Can we come up with fifty-two substitute words for love?

I'll get us started with a couple.

1. Adoration
2. Union
3. Passion

The comment box is open.

5 comments:

eeksypeeksy said...

First, the debunking bit:

"The Great Inuit Vocabulary Hoax is anthropology's contribution to urban legends. It apparently started in 1911 when anthropologist Franz Boaz casually mentioned that the Inuit—he called them "Eskimos," using the derogatory term of a tribe to the south of them for eaters of raw meat—had four different words for snow. With each succeeding reference in textbooks and the popular press the number grew to sometimes as many as 400 words.

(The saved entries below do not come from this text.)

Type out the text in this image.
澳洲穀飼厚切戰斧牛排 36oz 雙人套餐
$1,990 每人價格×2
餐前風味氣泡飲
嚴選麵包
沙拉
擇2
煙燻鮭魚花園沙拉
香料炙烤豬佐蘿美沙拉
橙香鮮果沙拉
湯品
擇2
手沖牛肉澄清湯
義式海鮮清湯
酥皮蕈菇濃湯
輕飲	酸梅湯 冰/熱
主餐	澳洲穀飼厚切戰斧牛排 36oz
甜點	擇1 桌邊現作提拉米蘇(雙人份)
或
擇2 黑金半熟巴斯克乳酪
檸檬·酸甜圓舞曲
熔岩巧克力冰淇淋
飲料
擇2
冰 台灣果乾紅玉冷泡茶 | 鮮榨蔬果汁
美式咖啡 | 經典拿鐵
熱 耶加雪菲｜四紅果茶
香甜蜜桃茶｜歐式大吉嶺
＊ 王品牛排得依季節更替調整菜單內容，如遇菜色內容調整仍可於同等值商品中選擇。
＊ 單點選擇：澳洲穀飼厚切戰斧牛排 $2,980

In fact, "Contrary to popular belief, the Eskimos do not have more words for snow than do speakers of English," according to linguist Steven Pinker in his book The Language Instinct. "Counting generously, experts can come up with about a dozen.""

eeksypeeksy said...

But also, if words such as "slush" and "sleet" count as words for snow (and I think that's the case), then shouldn't words and phrases such as "crush on" and "hots for" and "puppy love" and "platonic love" and "brotherly love" and so on count for love? And if that's the case, I bet we could come up with a lot of words to describe the various mixtures of affection and longing people feel for others.

Michael A. Wells said...

eeksy:

Thanks for your comments... I'm no linguist and I am not about to debate the factuality of Margaret Atwoods assertion in the quote - only the quote itself and the supposition that perhaps a word as significant as love ought to be right up there with other words in terms of importance. Assuming that quantity is of course some measure of consequence.

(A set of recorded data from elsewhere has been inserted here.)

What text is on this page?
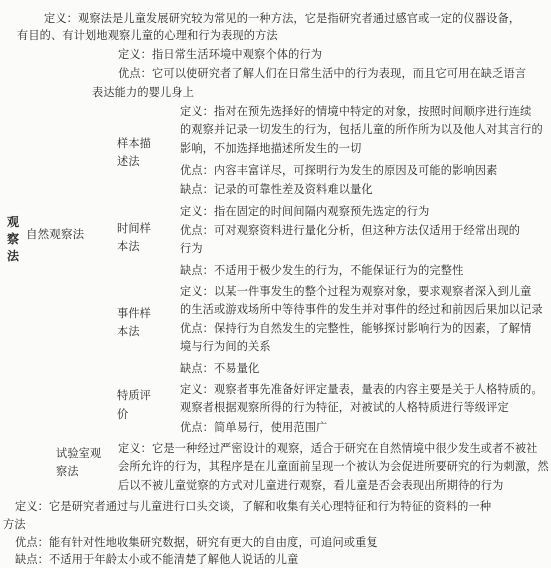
观察法
定义：观察法是儿童发展研究较为常见的一种方法，它是指研究者通过感官或一定的仪器设备，
有目的、有计划地观察儿童的心理和行为表现的方法
自然观察法
定义：指日常生活环境中观察个体的行为
优点：它可以使研究者了解人们在日常生活中的行为表现，而且它可用在缺乏语言
表达能力的婴儿身上
样本描
述法
定义：指对在预先选择好的情境中特定的对象，按照时间顺序进行连续
的观察并记录一切发生的行为，包括儿童的所作所为以及他人对其言行的
影响，不加选择地描述所发生的一切
优点：内容丰富详尽，可探明行为发生的原因及可能的影响因素
缺点：记录的可靠性差及资料难以量化
时间样
本法
定义：指在固定的时间间隔内观察预先选定的行为
优点：可对观察资料进行量化分析，但这种方法仅适用于经常出现的
行为
缺点：不适用于极少发生的行为，不能保证行为的完整性
事件样
本法
定义：以某一件事发生的整个过程为观察对象，要求观察者深入到儿童
的生活或游戏场所中等待事件的发生并对事件的经过和前因后果加以记录
优点：保持行为自然发生的完整性，能够探讨影响行为的因素，了解情
境与行为间的关系
缺点：不易量化
特质评
价
定义：观察者事先准备好评定量表，量表的内容主要是关于人格特质的。
观察者根据观察所得的行为特征，对被试的人格特质进行等级评定
优点：简单易行，使用范围广
试验室观
察法
定义：它是一种经过严密设计的观察，适合于研究在自然情境中很少发生或者不被社
会所允许的行为，其程序是在儿童面前呈现一个被认为会促进所要研究的行为刺激，然
后以不被儿童觉察的方式对儿童进行观察，看儿童是否会表现出所期待的行为
定义：它是研究者通过与儿童进行口头交谈，了解和收集有关心理特征和行为特征的资料的一种
方法
优点：能有针对性地收集研究数据，研究有更大的自由度，可追问或重复
缺点：不适用于年龄太小或不能清楚了解他人说话的儿童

Conversely - I would suppose that one could take the opposite end of the argument and maintain the position that the ultimate measure of a word's value could be that it was so highly significant that there could be no other defining substitution.

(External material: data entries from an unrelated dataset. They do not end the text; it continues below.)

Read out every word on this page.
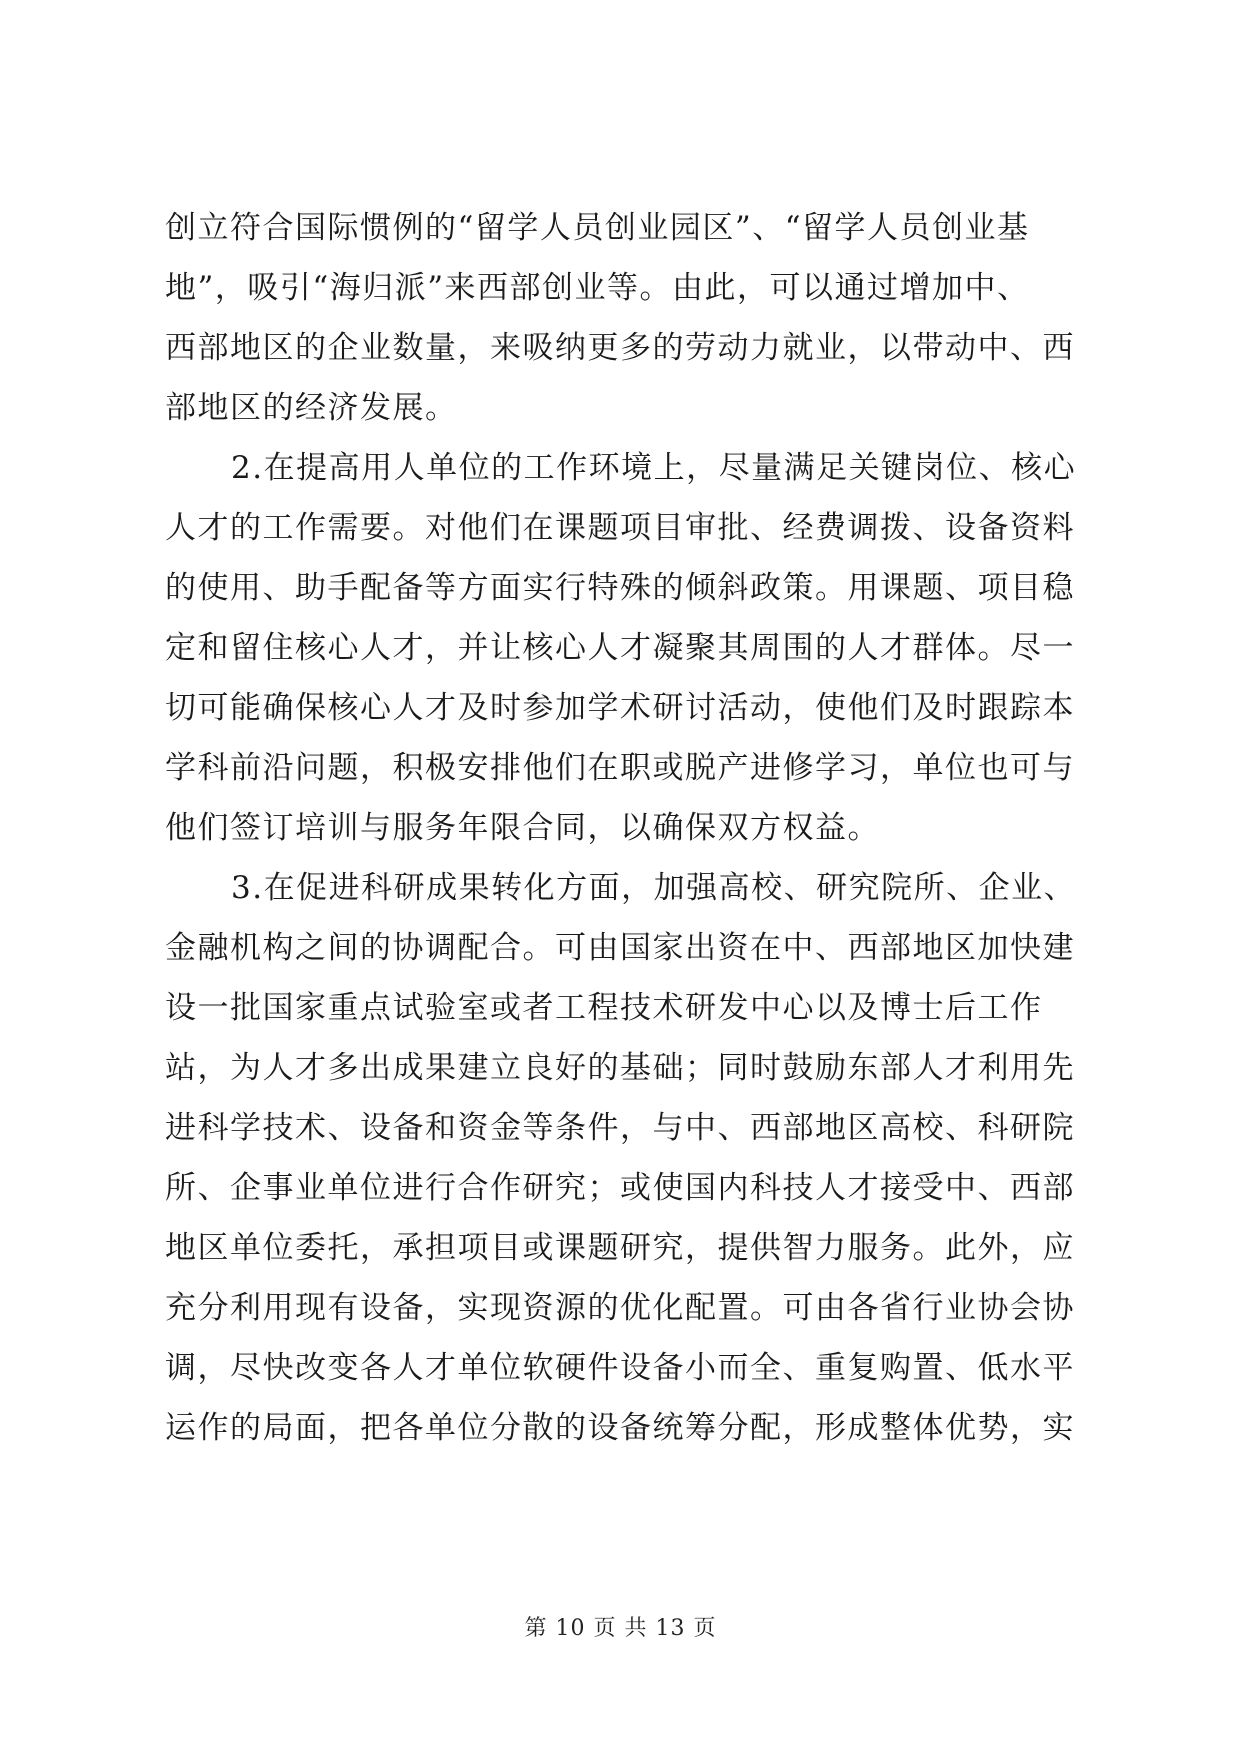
创立符合国际惯例的“留学人员创业园区”、“留学人员创业基
地”，吸引“海归派”来西部创业等。由此，可以通过增加中、
西部地区的企业数量，来吸纳更多的劳动力就业，以带动中、西
部地区的经济发展。
2.在提高用人单位的工作环境上，尽量满足关键岗位、核心
人才的工作需要。对他们在课题项目审批、经费调拨、设备资料
的使用、助手配备等方面实行特殊的倾斜政策。用课题、项目稳
定和留住核心人才，并让核心人才凝聚其周围的人才群体。尽一
切可能确保核心人才及时参加学术研讨活动，使他们及时跟踪本
学科前沿问题，积极安排他们在职或脱产进修学习，单位也可与
他们签订培训与服务年限合同，以确保双方权益。
3.在促进科研成果转化方面，加强高校、研究院所、企业、
金融机构之间的协调配合。可由国家出资在中、西部地区加快建
设一批国家重点试验室或者工程技术研发中心以及博士后工作
站，为人才多出成果建立良好的基础；同时鼓励东部人才利用先
进科学技术、设备和资金等条件，与中、西部地区高校、科研院
所、企事业单位进行合作研究；或使国内科技人才接受中、西部
地区单位委托，承担项目或课题研究，提供智力服务。此外，应
充分利用现有设备，实现资源的优化配置。可由各省行业协会协
调，尽快改变各人才单位软硬件设备小而全、重复购置、低水平
运作的局面，把各单位分散的设备统筹分配，形成整体优势，实
第 10 页 共 13 页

Still, I fall back to my origional pursuit of words that could perhaps be substituted for love in one form or the other somewhat like in your second comment – except I would prefer we stick to single words and not two or more word phases. Perhaps we won't reach fifty-two. Perhaps we'll exceed it; I'm just interested in other people's substitute words.

Lucindyl said...

4. Committment
5. Desire
6. Selflessness
7. Sacrifice
8. Affection
9. Worship

Michael--This is more difficult than it would seem. I keep wanting to put it into concrete images! Will happily check back to see others' continuing contributions.

Good idea, BTW.

Michael A. Wells said...

Thanks Cindy...

I'll repost the list maybe tomorrow and encourage more participation. It is difficult. I think with each new word it seems to be a narrower aspect of love. It is like if love were the top of a pyramid the body would encompass all these things.